Une aubaine pour les énergies fossiles
Face à ces tensions, les grands acteurs ont communiqué sur des projets d’infrastructures bas carbone. Amazon explore le déploiement d’un petit réacteur nucléaire de 0,3 GW alors que Google conduit une expérimentation de géothermie profonde visant une capacité de 0,1 GW. Mais les capacités annoncées sont plus faibles que celles nécessaires aux gros centres de données, et ces technologies ne verront pas le jour avant 2030.
Par ailleurs, le profil de consommation des centres de données – 24/24 – ne tolère ni les caprices du vent ni l’aléa du soleil. En attendant que des solutions bas carbone – nucléaire, hydraulique, solaire et éolien adossées à du stockage – soient disponibles localement et raccordées au réseau électrique, les acteurs du secteur se tournent vers les sources d’appoint les plus flexibles et les plus rapides à développer : les énergies fossiles.
Selon l’Agence internationale de l’énergie, plus de la moitié de l’électricité consommée par les centres de données est d’origine fossile (centrales à gaz et au charbon), et cela devrait rester le cas au moins jusqu’en 2030. Les investisseurs l’ont parfaitement compris : en Pennsylvanie, Blackstone a pour projet d’investir plus de 25 milliards de dollars dans les infrastructures numériques et énergétiques afin de soutenir le développement de l’intelligence artificielle. Ce n’est pas un cas isolé : selon une étude de Global Energy Monitor, 85 centrales électriques au gaz sont en cours de développement dans le monde afin d’alimenter les centres de données et de répondre à leurs besoins énergétiques croissants liés à l’intelligence artificielle.
IA versus décarbonation ?
Ces projections soulèvent la question de la soutenabilité du secteur. À contre-courant des trajectoires fixées pour la décarbonation, la demande des data centers tire mécaniquement la consommation d’une électricité au mix encore largement fossile.

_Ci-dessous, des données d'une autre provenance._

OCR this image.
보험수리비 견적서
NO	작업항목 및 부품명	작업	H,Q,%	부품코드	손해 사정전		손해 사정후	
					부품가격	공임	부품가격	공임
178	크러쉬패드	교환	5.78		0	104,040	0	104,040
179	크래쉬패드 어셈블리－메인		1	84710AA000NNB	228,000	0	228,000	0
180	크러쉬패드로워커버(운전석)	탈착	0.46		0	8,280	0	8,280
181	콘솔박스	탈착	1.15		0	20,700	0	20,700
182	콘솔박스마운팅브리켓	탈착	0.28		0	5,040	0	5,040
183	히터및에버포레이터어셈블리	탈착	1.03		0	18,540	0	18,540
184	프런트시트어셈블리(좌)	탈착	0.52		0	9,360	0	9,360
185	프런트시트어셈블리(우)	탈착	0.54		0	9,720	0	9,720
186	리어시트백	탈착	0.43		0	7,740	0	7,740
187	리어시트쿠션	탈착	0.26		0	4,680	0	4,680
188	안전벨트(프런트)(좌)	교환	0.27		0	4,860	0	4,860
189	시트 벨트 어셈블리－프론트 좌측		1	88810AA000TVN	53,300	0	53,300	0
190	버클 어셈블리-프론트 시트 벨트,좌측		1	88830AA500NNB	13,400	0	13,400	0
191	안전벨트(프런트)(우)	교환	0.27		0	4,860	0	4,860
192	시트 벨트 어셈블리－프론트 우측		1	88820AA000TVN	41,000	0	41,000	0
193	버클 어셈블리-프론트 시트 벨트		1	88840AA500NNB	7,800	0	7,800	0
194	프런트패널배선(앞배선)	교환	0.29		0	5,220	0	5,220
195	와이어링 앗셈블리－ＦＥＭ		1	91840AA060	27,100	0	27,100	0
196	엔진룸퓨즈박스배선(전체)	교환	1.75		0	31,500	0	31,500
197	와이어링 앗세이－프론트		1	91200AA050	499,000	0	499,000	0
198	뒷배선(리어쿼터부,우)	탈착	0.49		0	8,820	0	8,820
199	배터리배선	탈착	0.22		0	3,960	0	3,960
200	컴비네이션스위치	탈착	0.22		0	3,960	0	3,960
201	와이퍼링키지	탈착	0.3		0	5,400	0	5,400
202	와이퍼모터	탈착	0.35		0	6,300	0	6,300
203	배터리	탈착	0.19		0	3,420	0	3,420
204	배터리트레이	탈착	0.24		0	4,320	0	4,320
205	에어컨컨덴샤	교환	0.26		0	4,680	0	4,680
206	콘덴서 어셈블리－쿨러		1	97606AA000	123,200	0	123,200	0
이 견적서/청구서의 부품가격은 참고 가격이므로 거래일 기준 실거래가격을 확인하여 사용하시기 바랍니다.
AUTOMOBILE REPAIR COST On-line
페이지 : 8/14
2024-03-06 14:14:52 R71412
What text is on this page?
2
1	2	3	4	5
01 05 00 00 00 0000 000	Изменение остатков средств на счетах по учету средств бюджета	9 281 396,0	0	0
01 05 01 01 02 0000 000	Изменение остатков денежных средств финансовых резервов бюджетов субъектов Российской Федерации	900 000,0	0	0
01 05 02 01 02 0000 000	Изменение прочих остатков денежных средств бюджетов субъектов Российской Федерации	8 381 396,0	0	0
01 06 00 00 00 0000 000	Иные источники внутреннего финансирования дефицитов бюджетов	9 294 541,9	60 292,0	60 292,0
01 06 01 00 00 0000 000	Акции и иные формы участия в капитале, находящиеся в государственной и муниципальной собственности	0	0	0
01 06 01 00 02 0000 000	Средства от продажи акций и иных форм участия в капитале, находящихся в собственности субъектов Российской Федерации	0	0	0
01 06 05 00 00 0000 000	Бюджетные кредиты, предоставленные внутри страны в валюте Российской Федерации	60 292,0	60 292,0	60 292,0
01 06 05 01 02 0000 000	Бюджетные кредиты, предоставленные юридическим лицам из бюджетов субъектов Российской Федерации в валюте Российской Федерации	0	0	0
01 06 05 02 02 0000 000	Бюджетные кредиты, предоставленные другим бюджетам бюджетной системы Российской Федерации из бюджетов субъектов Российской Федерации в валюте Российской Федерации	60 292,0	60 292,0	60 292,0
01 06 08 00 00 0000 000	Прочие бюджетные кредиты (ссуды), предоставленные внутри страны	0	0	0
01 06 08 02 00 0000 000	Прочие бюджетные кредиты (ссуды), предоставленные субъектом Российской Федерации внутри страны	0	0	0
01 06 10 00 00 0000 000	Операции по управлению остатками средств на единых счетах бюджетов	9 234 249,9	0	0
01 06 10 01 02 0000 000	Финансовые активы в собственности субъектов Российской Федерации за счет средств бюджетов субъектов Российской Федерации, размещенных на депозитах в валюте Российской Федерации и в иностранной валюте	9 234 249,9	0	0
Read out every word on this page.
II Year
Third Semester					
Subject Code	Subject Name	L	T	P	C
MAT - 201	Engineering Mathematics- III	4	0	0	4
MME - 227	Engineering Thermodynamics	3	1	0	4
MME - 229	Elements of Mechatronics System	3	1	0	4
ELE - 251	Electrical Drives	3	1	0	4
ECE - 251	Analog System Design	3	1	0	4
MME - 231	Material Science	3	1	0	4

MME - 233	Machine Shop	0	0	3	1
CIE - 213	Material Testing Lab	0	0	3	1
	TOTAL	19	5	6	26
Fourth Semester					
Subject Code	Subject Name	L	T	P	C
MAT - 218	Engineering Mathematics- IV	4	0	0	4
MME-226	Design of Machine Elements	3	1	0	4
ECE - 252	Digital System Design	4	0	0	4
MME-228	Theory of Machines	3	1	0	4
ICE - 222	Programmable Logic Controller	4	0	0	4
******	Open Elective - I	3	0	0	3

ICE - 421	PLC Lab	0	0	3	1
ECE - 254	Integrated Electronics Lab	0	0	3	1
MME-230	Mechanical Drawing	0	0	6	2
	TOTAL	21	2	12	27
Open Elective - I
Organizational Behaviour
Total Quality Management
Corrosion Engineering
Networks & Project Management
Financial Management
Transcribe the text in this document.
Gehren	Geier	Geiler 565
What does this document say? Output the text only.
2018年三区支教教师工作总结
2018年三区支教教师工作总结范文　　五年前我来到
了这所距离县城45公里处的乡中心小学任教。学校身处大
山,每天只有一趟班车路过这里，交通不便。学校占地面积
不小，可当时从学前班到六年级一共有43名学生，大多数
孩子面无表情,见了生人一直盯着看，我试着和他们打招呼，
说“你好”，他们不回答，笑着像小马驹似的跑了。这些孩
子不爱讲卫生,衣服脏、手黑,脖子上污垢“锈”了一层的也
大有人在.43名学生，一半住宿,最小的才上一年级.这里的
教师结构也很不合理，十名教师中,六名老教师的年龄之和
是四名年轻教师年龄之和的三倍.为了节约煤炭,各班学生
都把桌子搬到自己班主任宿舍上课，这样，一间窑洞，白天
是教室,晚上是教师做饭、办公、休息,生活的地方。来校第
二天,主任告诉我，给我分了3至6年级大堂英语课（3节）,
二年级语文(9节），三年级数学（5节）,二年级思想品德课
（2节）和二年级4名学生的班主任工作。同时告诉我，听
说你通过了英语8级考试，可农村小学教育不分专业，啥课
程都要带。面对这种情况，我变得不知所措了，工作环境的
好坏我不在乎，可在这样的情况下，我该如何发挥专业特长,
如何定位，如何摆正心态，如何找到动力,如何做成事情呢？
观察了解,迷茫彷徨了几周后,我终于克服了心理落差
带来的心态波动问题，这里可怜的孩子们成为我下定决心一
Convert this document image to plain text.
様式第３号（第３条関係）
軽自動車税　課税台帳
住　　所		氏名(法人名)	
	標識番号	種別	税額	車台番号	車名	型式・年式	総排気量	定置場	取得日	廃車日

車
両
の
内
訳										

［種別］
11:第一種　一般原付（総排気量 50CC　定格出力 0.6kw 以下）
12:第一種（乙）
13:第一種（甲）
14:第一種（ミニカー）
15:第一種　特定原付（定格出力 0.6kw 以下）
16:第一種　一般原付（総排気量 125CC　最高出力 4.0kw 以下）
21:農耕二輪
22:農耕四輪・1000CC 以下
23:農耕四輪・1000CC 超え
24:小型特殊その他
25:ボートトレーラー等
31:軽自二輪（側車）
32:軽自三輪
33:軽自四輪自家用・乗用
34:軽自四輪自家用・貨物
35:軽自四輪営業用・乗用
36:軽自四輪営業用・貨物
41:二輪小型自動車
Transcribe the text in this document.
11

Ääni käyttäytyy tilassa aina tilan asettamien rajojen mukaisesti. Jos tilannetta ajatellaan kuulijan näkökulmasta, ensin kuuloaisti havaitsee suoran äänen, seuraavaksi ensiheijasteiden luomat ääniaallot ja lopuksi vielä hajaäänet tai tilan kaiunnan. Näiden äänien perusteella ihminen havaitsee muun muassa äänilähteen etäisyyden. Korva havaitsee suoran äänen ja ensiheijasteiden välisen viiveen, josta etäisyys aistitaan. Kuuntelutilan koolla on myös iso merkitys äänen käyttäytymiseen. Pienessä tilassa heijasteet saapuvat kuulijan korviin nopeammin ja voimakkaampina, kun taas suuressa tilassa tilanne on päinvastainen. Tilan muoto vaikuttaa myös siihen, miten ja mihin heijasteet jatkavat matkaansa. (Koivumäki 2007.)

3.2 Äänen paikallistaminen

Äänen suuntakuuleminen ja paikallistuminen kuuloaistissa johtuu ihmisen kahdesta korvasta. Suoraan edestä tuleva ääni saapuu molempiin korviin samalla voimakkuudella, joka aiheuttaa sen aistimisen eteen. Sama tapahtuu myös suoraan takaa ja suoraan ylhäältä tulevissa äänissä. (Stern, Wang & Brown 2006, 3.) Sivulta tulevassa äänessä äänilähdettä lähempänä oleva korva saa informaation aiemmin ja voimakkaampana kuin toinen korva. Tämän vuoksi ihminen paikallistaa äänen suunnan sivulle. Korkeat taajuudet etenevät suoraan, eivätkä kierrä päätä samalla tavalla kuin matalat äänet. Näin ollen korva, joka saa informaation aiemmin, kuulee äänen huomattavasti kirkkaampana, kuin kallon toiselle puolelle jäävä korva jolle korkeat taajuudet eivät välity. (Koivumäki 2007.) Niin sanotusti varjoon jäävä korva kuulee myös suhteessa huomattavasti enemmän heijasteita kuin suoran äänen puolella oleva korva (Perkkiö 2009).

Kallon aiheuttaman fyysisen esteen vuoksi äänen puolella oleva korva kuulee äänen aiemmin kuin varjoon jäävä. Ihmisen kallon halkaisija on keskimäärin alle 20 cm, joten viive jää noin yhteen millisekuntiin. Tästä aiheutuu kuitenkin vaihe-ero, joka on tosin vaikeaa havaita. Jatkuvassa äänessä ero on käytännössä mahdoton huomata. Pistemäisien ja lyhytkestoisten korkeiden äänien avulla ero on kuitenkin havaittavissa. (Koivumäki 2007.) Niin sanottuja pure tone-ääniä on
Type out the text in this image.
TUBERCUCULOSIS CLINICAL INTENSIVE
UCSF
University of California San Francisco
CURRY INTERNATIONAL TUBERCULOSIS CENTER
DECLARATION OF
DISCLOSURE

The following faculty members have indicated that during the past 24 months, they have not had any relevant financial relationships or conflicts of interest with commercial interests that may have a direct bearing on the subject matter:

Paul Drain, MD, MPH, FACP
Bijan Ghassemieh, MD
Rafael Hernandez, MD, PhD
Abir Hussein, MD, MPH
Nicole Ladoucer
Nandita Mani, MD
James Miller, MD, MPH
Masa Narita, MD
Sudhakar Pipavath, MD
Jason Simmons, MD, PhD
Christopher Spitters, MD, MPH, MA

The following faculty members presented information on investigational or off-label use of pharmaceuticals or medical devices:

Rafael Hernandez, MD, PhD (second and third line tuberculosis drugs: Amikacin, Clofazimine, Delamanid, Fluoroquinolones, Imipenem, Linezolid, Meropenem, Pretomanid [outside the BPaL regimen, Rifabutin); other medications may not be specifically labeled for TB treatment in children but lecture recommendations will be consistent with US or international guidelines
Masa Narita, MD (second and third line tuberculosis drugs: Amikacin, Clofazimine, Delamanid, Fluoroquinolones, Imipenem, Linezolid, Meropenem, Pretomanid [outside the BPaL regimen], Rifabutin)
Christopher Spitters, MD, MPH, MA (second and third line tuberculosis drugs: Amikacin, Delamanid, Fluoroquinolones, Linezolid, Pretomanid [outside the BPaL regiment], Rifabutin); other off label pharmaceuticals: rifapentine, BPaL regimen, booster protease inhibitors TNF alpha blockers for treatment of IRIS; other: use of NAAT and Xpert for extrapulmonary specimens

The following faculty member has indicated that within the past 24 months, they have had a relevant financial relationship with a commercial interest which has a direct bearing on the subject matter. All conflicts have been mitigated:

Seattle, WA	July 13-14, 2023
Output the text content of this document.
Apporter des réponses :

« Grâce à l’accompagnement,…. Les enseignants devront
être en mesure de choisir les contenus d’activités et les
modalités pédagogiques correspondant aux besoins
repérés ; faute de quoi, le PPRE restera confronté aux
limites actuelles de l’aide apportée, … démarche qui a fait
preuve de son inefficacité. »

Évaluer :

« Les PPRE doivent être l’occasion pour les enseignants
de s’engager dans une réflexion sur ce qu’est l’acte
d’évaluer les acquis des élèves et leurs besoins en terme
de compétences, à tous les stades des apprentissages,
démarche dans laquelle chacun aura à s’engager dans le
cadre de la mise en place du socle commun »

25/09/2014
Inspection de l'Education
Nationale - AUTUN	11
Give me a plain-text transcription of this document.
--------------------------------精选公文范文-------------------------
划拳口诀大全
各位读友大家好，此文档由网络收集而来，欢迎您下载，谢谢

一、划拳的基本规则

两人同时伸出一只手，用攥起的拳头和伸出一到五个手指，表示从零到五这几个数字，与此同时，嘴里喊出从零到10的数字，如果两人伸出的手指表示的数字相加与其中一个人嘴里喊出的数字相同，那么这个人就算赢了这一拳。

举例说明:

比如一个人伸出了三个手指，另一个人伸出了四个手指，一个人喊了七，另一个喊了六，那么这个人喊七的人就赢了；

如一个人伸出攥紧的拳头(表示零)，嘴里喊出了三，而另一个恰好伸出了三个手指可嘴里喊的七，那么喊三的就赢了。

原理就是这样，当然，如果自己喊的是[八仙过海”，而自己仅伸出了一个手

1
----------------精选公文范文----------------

Les centres de données ont ainsi émis 240 Mt CO2e en 2020 d’après l’AIE, et ces émissions pourraient émettre jusqu’à 920 MtCO2e en 2030, selon les calculs du Shift Project, soit deux fois les émissions annuelles de la France.
Qui plus est, le risque d’un conflit d’usage entre les centres de données et des industries ayant besoin de s’électrifier pour se décarboner est réel. Le développement de lignes de raccordement pour les premiers ne doit pas se faire au détriment des seconds, sous peine de fragiliser la transition énergétique de l’ensemble de l’économie. La répartition géographique de ces infrastructures n’étant pas homogène, c’est au niveau local que les pressions se font sentir.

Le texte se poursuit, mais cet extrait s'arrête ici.